Mr Rodger’s appeal to the EAT was also dismissed. The EAT agreed that the pandemic had created some circumstances of danger at work and elsewhere. The ET had concluded that Mr Rodgers considered that his workplace constituted no greater risk than there was at large and that he did not consider that there were circumstances of danger that were serious and imminent, at work or at large, that prevented him from returning to his place of work.

The EAT accepted that an employee could reasonably believe that there are serious and imminent circumstances of danger that exist outside their workplace that could prevent them from returning to it and that such circumstances could fall within the Act.
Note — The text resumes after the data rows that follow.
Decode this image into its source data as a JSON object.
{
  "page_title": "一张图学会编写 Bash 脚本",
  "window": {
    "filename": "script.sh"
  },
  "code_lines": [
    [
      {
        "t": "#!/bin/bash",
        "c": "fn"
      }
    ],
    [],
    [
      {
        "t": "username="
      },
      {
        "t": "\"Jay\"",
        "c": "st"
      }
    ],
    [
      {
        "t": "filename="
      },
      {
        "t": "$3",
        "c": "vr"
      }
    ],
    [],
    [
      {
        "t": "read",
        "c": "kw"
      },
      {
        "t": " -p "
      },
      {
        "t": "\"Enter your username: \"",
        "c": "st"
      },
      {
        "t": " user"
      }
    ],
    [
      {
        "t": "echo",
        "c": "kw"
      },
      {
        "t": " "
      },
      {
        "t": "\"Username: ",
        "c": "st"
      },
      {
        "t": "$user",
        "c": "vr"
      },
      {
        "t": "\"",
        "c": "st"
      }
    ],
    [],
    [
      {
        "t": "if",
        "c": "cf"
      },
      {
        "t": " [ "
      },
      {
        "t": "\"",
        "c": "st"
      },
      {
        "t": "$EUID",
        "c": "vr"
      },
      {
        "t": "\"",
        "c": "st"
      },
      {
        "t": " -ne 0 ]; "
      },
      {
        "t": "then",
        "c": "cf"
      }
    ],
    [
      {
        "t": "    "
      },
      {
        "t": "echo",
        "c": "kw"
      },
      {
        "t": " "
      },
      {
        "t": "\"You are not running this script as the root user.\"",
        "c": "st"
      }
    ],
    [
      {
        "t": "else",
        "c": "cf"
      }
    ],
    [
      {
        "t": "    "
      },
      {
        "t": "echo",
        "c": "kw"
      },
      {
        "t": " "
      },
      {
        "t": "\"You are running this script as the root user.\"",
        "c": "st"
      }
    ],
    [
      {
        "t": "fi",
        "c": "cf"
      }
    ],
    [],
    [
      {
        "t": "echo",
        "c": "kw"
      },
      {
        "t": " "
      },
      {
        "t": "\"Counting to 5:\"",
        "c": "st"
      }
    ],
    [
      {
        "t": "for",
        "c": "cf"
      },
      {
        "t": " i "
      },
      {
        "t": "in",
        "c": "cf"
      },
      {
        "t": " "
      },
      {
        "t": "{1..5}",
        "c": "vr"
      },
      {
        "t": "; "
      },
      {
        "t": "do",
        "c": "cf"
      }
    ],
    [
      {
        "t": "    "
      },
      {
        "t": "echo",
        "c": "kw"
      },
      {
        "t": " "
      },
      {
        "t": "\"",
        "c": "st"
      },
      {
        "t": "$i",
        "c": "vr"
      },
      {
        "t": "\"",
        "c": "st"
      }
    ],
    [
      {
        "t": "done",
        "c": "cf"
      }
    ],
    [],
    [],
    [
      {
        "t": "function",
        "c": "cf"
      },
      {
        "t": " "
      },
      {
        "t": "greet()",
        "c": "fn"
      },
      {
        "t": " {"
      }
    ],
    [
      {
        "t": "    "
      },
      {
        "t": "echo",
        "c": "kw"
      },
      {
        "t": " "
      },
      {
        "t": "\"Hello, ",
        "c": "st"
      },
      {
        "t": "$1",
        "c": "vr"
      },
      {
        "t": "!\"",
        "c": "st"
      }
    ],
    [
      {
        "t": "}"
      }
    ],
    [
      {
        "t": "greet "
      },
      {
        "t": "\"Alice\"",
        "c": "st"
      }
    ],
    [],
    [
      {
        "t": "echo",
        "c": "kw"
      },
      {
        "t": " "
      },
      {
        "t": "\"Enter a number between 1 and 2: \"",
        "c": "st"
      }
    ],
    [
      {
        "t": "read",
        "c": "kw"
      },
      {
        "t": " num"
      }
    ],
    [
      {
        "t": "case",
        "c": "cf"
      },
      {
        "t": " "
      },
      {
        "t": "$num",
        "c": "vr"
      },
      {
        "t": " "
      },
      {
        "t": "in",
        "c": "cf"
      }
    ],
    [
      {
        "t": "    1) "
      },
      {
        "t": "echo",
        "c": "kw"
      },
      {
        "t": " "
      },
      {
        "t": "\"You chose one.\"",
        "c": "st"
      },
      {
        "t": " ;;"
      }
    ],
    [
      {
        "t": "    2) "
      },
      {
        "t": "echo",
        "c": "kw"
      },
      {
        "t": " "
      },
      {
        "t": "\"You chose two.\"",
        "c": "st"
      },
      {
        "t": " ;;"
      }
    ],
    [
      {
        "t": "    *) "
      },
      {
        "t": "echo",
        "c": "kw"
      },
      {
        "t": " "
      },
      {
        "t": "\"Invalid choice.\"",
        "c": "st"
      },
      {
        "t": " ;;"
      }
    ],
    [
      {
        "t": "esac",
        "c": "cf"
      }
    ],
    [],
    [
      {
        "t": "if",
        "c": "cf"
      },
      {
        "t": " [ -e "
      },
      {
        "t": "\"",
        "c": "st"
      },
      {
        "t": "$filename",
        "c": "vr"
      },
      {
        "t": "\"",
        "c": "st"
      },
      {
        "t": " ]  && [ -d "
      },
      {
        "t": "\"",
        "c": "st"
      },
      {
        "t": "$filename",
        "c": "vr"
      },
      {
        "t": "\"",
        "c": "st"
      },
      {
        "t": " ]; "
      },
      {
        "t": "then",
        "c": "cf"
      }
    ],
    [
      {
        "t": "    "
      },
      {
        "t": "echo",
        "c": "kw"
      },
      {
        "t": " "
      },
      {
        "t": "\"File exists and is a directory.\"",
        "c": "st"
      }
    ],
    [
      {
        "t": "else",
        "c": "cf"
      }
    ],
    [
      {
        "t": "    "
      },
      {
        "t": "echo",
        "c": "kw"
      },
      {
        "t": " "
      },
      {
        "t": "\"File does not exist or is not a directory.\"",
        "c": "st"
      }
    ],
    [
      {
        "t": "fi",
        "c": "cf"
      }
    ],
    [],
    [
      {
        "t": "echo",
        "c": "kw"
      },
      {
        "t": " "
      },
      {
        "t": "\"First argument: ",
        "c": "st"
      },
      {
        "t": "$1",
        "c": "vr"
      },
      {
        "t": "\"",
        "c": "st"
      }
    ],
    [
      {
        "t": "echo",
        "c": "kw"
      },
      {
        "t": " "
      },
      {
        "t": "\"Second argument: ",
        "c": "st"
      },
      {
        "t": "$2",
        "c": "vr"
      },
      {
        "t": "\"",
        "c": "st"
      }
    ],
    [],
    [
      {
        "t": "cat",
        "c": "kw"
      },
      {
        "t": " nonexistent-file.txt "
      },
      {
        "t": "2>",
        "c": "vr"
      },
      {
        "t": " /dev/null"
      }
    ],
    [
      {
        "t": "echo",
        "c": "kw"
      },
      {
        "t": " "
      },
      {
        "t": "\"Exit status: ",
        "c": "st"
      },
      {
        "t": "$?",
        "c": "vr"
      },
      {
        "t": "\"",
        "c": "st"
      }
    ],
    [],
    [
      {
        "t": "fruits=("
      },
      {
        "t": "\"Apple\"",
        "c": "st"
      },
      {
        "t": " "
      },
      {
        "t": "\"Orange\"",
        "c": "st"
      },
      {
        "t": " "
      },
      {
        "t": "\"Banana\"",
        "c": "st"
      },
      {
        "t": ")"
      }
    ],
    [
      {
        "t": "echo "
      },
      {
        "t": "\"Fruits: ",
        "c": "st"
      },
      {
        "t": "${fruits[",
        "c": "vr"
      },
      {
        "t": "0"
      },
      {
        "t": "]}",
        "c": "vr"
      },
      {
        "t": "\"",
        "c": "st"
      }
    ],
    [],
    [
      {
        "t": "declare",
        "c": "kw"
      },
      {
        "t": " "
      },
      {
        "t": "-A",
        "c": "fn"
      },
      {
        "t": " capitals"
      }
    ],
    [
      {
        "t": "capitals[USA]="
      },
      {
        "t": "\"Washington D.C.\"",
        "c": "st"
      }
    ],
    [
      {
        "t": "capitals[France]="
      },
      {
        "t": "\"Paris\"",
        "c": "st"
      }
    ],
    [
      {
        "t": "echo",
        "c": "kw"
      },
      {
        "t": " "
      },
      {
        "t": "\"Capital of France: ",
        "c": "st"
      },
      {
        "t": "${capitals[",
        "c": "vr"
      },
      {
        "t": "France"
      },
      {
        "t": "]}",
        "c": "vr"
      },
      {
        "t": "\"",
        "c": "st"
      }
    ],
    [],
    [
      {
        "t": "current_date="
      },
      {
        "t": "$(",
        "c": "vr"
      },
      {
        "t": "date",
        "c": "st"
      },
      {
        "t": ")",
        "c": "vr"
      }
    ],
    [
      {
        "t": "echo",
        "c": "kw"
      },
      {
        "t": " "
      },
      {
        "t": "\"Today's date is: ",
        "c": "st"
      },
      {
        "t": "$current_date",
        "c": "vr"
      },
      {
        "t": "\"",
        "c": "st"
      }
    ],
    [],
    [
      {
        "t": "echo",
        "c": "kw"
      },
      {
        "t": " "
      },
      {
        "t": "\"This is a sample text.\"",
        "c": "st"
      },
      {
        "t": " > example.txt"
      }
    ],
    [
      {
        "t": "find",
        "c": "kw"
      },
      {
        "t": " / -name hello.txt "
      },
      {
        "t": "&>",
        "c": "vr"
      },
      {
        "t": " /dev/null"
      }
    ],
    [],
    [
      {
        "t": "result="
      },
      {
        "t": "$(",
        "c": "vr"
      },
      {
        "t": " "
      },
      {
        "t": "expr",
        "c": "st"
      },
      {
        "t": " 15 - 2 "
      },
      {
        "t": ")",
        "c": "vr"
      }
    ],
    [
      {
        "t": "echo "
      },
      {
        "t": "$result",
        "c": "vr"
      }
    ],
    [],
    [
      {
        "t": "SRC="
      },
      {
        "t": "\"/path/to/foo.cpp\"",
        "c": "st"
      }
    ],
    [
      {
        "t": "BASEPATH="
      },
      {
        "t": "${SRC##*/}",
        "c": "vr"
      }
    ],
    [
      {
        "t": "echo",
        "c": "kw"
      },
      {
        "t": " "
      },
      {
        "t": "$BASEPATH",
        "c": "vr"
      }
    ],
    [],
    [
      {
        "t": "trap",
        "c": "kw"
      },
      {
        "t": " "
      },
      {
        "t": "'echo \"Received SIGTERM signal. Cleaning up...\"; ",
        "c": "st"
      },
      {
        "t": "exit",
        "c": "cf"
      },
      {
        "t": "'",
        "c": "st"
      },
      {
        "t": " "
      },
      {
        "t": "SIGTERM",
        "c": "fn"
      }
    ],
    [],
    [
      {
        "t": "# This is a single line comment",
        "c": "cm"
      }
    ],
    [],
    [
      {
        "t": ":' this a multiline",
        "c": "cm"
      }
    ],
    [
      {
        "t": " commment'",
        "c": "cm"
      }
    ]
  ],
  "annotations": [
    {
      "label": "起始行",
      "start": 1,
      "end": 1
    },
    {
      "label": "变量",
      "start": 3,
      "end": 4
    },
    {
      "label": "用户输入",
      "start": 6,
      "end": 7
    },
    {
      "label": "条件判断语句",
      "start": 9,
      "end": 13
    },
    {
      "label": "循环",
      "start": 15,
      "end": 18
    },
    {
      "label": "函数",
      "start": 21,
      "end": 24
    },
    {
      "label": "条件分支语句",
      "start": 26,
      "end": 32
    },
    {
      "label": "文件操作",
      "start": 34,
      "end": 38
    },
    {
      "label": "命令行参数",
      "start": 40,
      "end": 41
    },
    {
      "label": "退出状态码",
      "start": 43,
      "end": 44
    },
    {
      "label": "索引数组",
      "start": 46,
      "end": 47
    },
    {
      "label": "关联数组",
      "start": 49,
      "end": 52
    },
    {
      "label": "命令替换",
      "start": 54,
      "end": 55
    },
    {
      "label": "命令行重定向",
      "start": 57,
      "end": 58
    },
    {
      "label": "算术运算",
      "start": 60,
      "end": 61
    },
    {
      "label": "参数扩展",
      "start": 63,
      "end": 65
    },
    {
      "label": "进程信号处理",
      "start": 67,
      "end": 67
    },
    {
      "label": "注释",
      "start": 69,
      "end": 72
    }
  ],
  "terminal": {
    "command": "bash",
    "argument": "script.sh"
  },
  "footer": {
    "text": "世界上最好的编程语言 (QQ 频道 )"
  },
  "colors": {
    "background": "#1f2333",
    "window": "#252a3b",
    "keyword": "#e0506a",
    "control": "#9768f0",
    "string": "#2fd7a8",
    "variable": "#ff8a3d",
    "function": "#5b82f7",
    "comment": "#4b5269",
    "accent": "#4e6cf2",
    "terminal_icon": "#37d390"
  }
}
However, although Mr Rodgers had serious concerns about the coronavirus pandemic, especially the safety of his children, this did not mean that he necessarily had a genuine belief that there were serious and imminent circumstances of danger, either at work or elsewhere, that prevented him from returning to work. The EAT considered the following relevant findings of the ET:

  1. The workplace was large and few people worked in it.
  2. Mr Rodgers could generally maintain social distance at work.
  3. Mr Rodgers remained at work from the date of announcement of lockdown on 23 March 2020 until he left at his normal finish time on Friday 27 March 2020.
  4. Mr Rodgers did not ask for a mask when masks were available (although scientific and medical advice at the time was that masks made little difference and could, in fact, spread infection).
  5. Mr Rodgers drove his friend to the hospital while he was meant to be self-isolating.
  6. Mr Rodgers worked at a pub during lockdown.

Lastly, the EAT held that the ET was entitled to find that there were steps that Mr Rodgers could reasonably have taken to avert the danger at large and at work, even having regard to his concerns about the health of his children. For example, he could have socially distanced, worn a mask, sanitised and washed his hands.

These types of cases are slowly trickling through the tribunals and appeal courts, and all cases must be decided on their own facts and merits. Yet, it appears that if employers conducted risk assessments and ensured that secure covid measures were in place, employees are finding it challenging to bring successful claims subject to other factors such as having a disability or underlying health condition that would place them in the vulnerable or extremely vulnerable category. It would have been interesting to see the outcome of this case if Mr Rodgers had concerns about his journey to and from work had he travelled by public transport, or if he had not worked in a pub or transported his friend to the hospital.